İşte bundan dolayı Prf.Celal Şengör diyorki ''Böyle bir deprem ülkenin ekonomik bağımsızlığını ve ülkenin bağımsızlığını ortadan kaldırır''

Bütün bunlar biliniyor.

Ayrıca bu depremden sonra ülke en az kırk elli yıl, sosyal ve ekonomik yarayı sarmak için uğraşacak. Türkiye'nin seksen bir ilinden her ailenin bir yakını İstanbul'da canını vereceği için ülke olarak psikolojik travmalar ve bunalımlar yıllar boyunca insanları sarıp sarmalayacaktır.

İnsanların yaşama zevki, hayata bağlılığı, ve insan ilişkileri bozulacak,ağır bir deprem sendromu yaşanacaktır.

Ağır travmalar sonucunda, bilerce insan toplumda uyumsuz hale gelecektir.

Bütün bunları bilen bu iktidar yirmi yıldır bu kadar ağır sonuçların çıkacağını bile bile depremle ilgili hiç bir şey yapmadığı gibi, deprem toplanma alanlarını imara açtı.

Artık herkes hamaseti bırakmalı gerçekle yüzleşmelidir.

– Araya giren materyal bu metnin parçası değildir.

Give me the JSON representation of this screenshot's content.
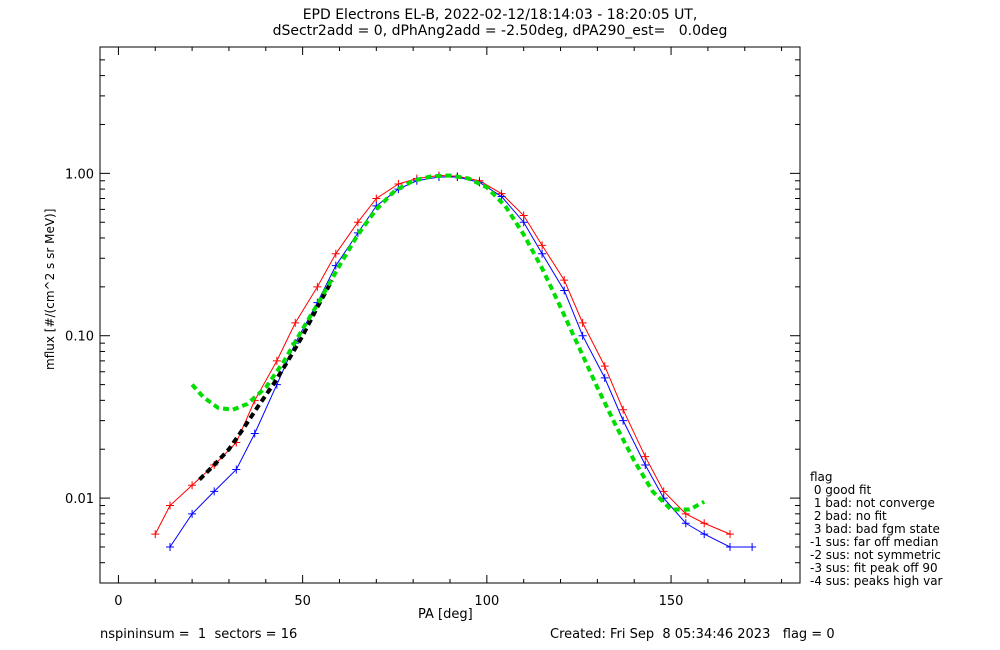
{
  "chart_data": {
    "type": "line",
    "title": "EPD Electrons EL-B, 2022-02-12/18:14:03 - 18:20:05 UT,",
    "subtitle": "dSectr2add = 0, dPhAng2add = -2.50deg, dPA290_est=   0.0deg",
    "xlabel": "PA [deg]",
    "ylabel": "mflux [#/(cm^2 s sr MeV)]",
    "xlim": [
      -5,
      185
    ],
    "ylim_log": [
      0.003,
      6
    ],
    "y_scale": "log",
    "x_ticks": [
      "0",
      "50",
      "100",
      "150"
    ],
    "y_ticks": [
      "0.01",
      "0.10",
      "1.00"
    ],
    "series": [
      {
        "color": "#ff0000",
        "style": "line-plus",
        "x": [
          10,
          14,
          20,
          26,
          32,
          37,
          43,
          48,
          54,
          59,
          65,
          70,
          76,
          81,
          87,
          92,
          98,
          104,
          110,
          115,
          121,
          126,
          132,
          137,
          143,
          148,
          154,
          159,
          166
        ],
        "y": [
          0.006,
          0.009,
          0.012,
          0.016,
          0.022,
          0.04,
          0.07,
          0.12,
          0.2,
          0.32,
          0.5,
          0.7,
          0.86,
          0.93,
          0.97,
          0.96,
          0.9,
          0.75,
          0.55,
          0.36,
          0.22,
          0.12,
          0.065,
          0.035,
          0.018,
          0.011,
          0.008,
          0.007,
          0.006
        ]
      },
      {
        "color": "#0000ff",
        "style": "line-plus",
        "x": [
          14,
          20,
          26,
          32,
          37,
          43,
          48,
          54,
          59,
          65,
          70,
          76,
          81,
          87,
          92,
          98,
          104,
          110,
          115,
          121,
          126,
          132,
          137,
          143,
          148,
          154,
          159,
          166,
          172
        ],
        "y": [
          0.005,
          0.008,
          0.011,
          0.015,
          0.025,
          0.05,
          0.09,
          0.16,
          0.27,
          0.43,
          0.63,
          0.8,
          0.9,
          0.95,
          0.95,
          0.88,
          0.72,
          0.5,
          0.32,
          0.19,
          0.1,
          0.055,
          0.03,
          0.016,
          0.01,
          0.007,
          0.006,
          0.005,
          0.005
        ]
      },
      {
        "color": "#000000",
        "style": "dashed",
        "x": [
          22,
          26,
          30,
          34,
          38,
          42,
          46,
          50,
          54,
          58
        ],
        "y": [
          0.013,
          0.016,
          0.02,
          0.027,
          0.037,
          0.05,
          0.07,
          0.1,
          0.15,
          0.22
        ]
      },
      {
        "color": "#00dd00",
        "style": "dashed",
        "x": [
          20,
          23,
          27,
          31,
          35,
          40,
          45,
          50,
          55,
          60,
          65,
          70,
          75,
          80,
          85,
          90,
          95,
          100,
          105,
          110,
          115,
          120,
          125,
          130,
          135,
          140,
          145,
          150,
          155,
          159
        ],
        "y": [
          0.05,
          0.042,
          0.036,
          0.035,
          0.038,
          0.048,
          0.07,
          0.11,
          0.17,
          0.27,
          0.42,
          0.6,
          0.78,
          0.9,
          0.96,
          0.97,
          0.93,
          0.82,
          0.63,
          0.42,
          0.26,
          0.15,
          0.085,
          0.048,
          0.028,
          0.017,
          0.011,
          0.0085,
          0.0085,
          0.0095
        ]
      }
    ],
    "legend": {
      "placement": "right",
      "title": "flag",
      "entries": [
        " 0 good fit",
        " 1 bad: not converge",
        " 2 bad: no fit",
        " 3 bad: bad fgm state",
        "-1 sus: far off median",
        "-2 sus: not symmetric",
        "-3 sus: fit peak off 90",
        "-4 sus: peaks high var"
      ]
    }
  },
  "footer": {
    "left": "nspininsum =  1  sectors = 16",
    "right": "Created: Fri Sep  8 05:34:46 2023   flag = 0"
  }
}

Yirmi yıldır İstanbul'da hangi bina güvenli,hangi bina hemen boşaltılmalı konusunda bir santim yol alamamış yöneticiler artık tasfiye edilmelidir.

Güvensiz binalar boşaltılmalı arsası üzerinde katlı prefabrikler yapılmalıdır.

İnsanlıkları tabutluklardan bir an önce çıkarmamız gerekiyor.

İşi her gün Allah'a havale edip, sırt üstü yatan, tembel, uyuşuk, kaderci yöneticiler yerine, bilime kulak veren ve beş yüz bin binada hayatını kaybedecek insanları, çocukları bebeleri düşünen, yurtsever, halk sever ve vicdanı canlı insanlar görev almalıdır.

Kurtuluş bilimdedir, akıldadır ve gece gündüz demeden deprem konusunda çalışmadadır.

Deprem daha ne yapsın,bekliyor geliyor seni uyarıyor ''Geliyorum'' diyor, ''Senin canını alacağım'' diyor, sen duymuyorsun olayı ciddiye almıyorsun.

İstanbul'da yaşayan on altı milyon insan artık ne olur ölüm uykusundan uyanın, İstanbul'un en büyük düşmanı olan depreme ve cehalete karşı başınızı kaldırın.